Johnson directors report that Barth will visit them in person to mull over an issue. And he continues to travel worldwide to deliver his monthly chairman’s award to an honored employee. In fact, Susan Davis, Johnson’s vice president of human resources, says Barth dedicates about half his traveling time to meeting with managers and other employees. The practice fosters employee enthusiasm; staffers at Johnson’s high-potential management group in Beijing sang “Happy Birthday!” to Barth earlier this year in 16 different languages.

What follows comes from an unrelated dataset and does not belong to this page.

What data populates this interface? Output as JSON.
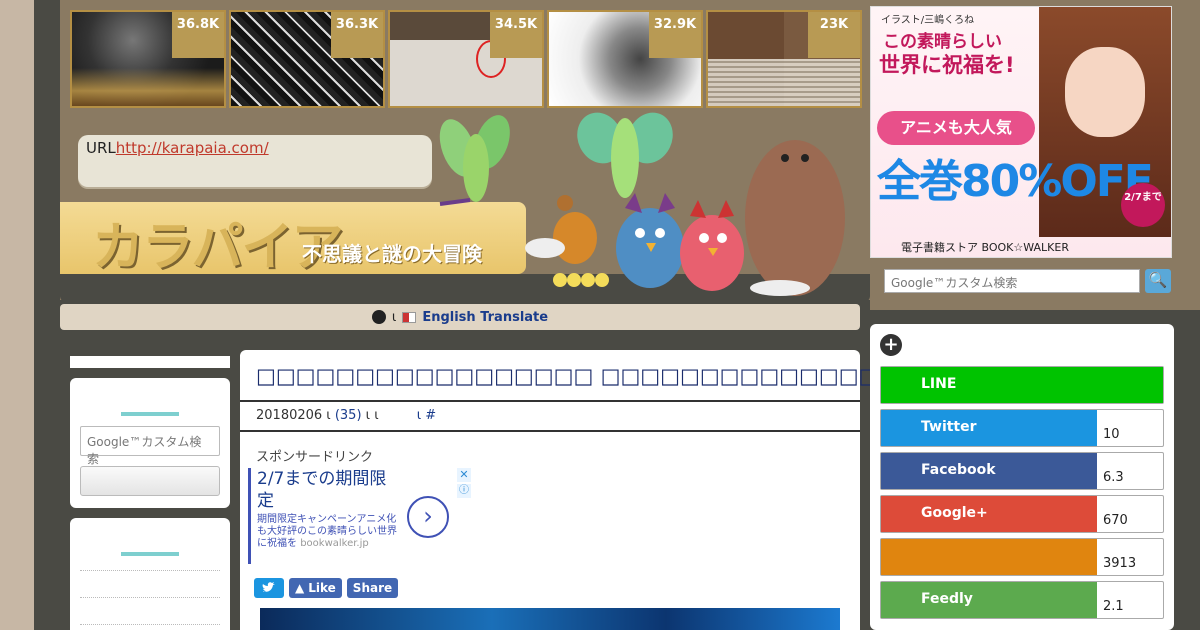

As a self-described workaholic, Barth enjoys his life as a whirling corporate dervish, who, even when pressed, can’t think of a true avocation other than following Pittsburgh Steelers football. “That’s the commitment that it takes to run a global business,” he shrugs. “It allows you to get that last five or 10 percent.”

Barth relishes handling the strategic and tactical demands of the world’s biggest industry as it goes through wrenching change, in addition to heading the transformations he has initiated in Johnson’s other businesses and staying on track with his push for greater company-wide synergies. While Brunner and others have advised him against serving on other corporate boards for now, Barth rejects suggestions that he may be stretching himself too thin. “I have an ability to touch a lot of things at the same time,” he says, “and I am engaged.” The company’s increasing external recognition supports his assertion. Institutional Investor recently named Barth America‘s most admired auto executive, and Johnson now ranks as Fortune’s most admired auto supplier. “Only recently have we been able to differentiate ourselves with our performance as we’ve continued to grow,” says Barth. “And all of a sudden people are trying to understand how we’ve been able to do that.”

But he doesn’t have time to elaborate. He’s packing for a trip to Japan.